The meetings took place at a time of intense negotiations with Colonel Gaddafi's regime over Megrahi's release, after he was convicted of murdering 270 people in the single biggest terrorist atrocity committed in Britain.

In both 2008 and 2009, the documents show Mr Blair negotiated to fly to the Libyan capital from Sierra Leone, in a jet provided by Colonel Gaddafi. In 2008, Mr Blair, having met the Libyan leader, arranged to fly on to Luton on a Libyan jet.

The first letter was sent on writing paper headed "Office of the Quartet Representative", Mr Blair's title as a Middle East peace envoy, which he took up after he resigned as prime minister in June 2007.

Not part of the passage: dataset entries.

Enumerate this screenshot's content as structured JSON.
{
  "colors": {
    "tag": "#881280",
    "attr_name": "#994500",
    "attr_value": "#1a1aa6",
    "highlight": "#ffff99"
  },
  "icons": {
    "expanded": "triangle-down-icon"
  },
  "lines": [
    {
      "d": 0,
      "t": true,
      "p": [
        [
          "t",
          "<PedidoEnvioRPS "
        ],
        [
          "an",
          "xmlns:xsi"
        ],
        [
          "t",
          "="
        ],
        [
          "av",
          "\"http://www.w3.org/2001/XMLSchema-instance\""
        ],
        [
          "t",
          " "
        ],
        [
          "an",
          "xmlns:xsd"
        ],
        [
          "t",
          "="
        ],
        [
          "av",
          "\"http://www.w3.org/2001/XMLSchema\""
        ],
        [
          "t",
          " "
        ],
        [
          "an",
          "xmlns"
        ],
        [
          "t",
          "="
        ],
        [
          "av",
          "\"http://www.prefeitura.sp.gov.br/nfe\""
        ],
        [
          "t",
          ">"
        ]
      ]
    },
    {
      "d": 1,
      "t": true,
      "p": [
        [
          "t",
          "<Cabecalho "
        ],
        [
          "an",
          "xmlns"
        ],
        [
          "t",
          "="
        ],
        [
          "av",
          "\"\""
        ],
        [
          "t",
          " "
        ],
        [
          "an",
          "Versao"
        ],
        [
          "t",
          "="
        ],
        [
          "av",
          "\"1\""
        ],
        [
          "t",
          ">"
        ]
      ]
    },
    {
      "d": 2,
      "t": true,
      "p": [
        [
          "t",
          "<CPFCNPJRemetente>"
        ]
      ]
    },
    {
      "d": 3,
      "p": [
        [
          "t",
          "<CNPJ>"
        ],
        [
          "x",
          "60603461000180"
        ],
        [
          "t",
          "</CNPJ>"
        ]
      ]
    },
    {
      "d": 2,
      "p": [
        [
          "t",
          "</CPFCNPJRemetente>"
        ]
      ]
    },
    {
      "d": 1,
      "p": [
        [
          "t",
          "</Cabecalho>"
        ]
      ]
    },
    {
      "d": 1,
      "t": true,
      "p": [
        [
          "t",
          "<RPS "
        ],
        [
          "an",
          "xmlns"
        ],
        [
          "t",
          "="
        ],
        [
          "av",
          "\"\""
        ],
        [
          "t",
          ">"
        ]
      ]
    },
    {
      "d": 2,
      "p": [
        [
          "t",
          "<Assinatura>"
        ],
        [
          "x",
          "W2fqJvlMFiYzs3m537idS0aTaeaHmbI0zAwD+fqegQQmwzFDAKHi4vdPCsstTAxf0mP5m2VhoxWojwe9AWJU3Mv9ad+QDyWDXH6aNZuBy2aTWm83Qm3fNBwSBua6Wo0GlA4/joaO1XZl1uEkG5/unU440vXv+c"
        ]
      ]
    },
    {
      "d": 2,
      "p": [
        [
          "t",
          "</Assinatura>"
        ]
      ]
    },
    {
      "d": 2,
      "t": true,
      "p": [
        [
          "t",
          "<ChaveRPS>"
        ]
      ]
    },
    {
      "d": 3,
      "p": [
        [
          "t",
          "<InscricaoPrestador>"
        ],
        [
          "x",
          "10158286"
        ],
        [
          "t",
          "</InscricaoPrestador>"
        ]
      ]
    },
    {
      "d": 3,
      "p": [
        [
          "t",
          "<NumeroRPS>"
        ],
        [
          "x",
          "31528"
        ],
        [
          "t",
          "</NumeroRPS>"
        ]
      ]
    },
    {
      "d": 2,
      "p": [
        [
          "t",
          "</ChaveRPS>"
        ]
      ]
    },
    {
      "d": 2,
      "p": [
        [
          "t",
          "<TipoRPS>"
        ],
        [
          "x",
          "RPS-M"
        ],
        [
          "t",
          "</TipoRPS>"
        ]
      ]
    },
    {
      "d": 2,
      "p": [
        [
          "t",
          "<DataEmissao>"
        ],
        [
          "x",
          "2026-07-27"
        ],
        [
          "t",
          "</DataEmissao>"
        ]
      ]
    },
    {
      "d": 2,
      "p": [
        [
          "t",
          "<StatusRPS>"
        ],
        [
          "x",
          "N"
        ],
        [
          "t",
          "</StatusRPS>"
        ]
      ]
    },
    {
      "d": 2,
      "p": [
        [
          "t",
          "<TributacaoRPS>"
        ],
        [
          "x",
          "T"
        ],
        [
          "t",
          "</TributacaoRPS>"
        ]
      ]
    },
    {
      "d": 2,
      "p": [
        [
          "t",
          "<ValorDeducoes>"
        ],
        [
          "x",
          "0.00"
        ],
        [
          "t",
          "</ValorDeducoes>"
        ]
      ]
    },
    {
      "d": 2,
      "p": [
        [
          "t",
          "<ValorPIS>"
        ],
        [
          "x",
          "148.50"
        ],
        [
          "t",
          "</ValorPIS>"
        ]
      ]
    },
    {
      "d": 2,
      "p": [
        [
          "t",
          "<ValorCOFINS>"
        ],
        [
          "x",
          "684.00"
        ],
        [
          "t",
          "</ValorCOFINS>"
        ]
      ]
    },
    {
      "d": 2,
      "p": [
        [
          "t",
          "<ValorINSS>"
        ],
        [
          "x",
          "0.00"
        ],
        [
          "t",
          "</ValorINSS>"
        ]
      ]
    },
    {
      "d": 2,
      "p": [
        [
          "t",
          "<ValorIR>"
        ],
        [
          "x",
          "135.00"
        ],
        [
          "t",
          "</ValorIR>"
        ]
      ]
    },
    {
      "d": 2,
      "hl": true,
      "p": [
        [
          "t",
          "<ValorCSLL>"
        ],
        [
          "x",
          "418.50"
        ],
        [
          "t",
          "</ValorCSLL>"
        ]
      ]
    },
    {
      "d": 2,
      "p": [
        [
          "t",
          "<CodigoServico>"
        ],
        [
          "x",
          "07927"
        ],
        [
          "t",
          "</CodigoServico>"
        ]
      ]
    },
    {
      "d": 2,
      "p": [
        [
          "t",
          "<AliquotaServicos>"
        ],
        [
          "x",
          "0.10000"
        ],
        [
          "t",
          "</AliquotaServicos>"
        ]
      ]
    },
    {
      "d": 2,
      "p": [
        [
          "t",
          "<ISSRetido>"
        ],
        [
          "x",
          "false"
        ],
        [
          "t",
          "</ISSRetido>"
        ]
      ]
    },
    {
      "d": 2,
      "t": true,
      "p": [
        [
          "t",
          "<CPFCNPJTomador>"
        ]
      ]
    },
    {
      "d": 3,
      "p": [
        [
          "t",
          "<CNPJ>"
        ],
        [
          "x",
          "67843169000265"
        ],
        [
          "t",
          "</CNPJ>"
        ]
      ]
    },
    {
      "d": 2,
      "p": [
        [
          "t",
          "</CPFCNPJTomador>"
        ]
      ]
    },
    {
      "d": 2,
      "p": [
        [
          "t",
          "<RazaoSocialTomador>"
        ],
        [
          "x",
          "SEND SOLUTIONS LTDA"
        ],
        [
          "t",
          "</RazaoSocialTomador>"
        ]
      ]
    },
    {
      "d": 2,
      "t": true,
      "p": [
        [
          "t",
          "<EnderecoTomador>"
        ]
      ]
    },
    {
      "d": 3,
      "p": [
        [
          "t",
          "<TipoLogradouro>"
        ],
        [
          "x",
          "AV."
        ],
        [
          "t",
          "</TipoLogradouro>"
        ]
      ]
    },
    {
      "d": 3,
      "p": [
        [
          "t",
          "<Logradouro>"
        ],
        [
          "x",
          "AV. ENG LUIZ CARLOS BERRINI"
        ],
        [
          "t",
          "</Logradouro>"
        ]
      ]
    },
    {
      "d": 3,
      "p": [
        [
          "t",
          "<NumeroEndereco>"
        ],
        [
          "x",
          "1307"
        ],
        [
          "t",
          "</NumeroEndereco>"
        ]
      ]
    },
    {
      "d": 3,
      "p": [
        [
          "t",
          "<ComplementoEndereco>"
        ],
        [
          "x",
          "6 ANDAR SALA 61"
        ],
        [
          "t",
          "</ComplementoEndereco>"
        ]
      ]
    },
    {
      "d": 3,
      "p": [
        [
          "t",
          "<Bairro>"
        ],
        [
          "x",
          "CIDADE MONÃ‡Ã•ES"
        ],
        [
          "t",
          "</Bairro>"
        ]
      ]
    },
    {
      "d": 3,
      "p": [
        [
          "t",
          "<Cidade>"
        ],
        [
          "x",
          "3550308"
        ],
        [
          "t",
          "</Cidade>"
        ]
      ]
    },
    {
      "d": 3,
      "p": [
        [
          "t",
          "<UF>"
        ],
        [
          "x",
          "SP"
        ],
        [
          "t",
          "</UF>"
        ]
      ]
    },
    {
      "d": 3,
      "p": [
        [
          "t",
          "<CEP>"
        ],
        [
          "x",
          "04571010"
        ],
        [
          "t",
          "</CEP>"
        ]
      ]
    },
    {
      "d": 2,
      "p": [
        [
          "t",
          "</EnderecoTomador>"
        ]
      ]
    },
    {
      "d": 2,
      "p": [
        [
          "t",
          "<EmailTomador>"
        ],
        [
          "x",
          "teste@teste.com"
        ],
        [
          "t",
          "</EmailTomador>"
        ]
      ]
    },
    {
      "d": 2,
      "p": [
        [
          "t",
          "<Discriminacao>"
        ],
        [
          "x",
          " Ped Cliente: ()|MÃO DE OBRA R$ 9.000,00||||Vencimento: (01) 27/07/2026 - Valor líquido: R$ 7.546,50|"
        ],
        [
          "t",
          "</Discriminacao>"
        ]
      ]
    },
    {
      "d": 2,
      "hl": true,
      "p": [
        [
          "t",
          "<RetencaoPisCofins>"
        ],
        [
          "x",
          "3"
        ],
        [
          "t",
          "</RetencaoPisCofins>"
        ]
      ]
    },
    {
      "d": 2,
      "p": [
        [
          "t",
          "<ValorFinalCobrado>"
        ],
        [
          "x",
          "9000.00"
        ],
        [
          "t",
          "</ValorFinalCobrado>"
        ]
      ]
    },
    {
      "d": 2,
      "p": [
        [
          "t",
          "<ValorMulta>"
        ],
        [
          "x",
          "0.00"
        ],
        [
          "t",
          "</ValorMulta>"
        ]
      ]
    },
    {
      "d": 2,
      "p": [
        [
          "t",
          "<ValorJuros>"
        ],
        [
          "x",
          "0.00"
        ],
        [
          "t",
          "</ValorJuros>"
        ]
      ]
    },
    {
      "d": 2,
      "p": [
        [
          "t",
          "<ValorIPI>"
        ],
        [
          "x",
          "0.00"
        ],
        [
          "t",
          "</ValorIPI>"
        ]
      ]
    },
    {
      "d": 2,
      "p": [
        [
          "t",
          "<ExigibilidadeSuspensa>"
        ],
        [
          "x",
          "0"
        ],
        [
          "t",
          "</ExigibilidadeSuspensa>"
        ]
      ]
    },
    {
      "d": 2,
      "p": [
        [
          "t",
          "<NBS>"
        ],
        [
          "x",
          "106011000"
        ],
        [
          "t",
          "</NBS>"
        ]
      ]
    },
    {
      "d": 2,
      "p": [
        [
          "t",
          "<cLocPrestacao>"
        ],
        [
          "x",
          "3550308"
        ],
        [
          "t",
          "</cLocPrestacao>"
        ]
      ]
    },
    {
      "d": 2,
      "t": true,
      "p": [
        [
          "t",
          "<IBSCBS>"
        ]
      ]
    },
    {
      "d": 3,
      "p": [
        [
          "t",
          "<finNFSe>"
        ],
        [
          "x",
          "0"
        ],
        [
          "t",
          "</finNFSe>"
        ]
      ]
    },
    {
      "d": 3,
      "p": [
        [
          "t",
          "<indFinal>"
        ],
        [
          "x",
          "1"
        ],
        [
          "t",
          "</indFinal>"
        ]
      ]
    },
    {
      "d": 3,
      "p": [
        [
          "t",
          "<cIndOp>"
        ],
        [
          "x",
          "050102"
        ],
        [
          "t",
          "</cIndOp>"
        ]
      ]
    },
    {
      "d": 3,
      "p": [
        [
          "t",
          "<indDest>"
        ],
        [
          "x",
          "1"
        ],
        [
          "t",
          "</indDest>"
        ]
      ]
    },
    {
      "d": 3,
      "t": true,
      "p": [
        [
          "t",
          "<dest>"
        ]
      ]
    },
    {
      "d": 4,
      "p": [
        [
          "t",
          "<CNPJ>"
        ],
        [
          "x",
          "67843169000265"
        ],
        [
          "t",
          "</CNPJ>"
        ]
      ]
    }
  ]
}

The letter, written on 2 June 2008, was sent to Omar Jelban, Libya's ambassador to Britain. It was written by Gavin Mackay, then based at Mr Blair's London office in Grosvenor Square, and stated: "Let me begin my [sic] saying that Mr Blair is delighted that The Leader is likely to be able to see him during the afternoon of 10 June and he is most grateful that the Libyan authorities have kindly offered an aircraft to take him from Freetown to Tripoli and back to London."

Details of the 2009 meeting with colonel Gaddafi are contained in an exchange of emails between Victoria Gould, Mr Blair's events organiser, and Sir Vincent Fean, former British ambassador to Libya. The correspondence shows Tim Collins, a billionaire friend of Mr Blair, attended.

A spokesman for Tony Blair said last night: "Tony Blair has never had any role, either formal or informal, paid or unpaid, with the Libyan Investment Authority or the Government of Libya and he has no commercial relationship with any Libyan company or entity.

"The subject of the conversations during Mr Blair's occasional visits was primarily Africa, as Libya was for a time head of the African Union; but also the Middle East and how Libya should reform and open up. At the time, governments around the world were engaging with Libya."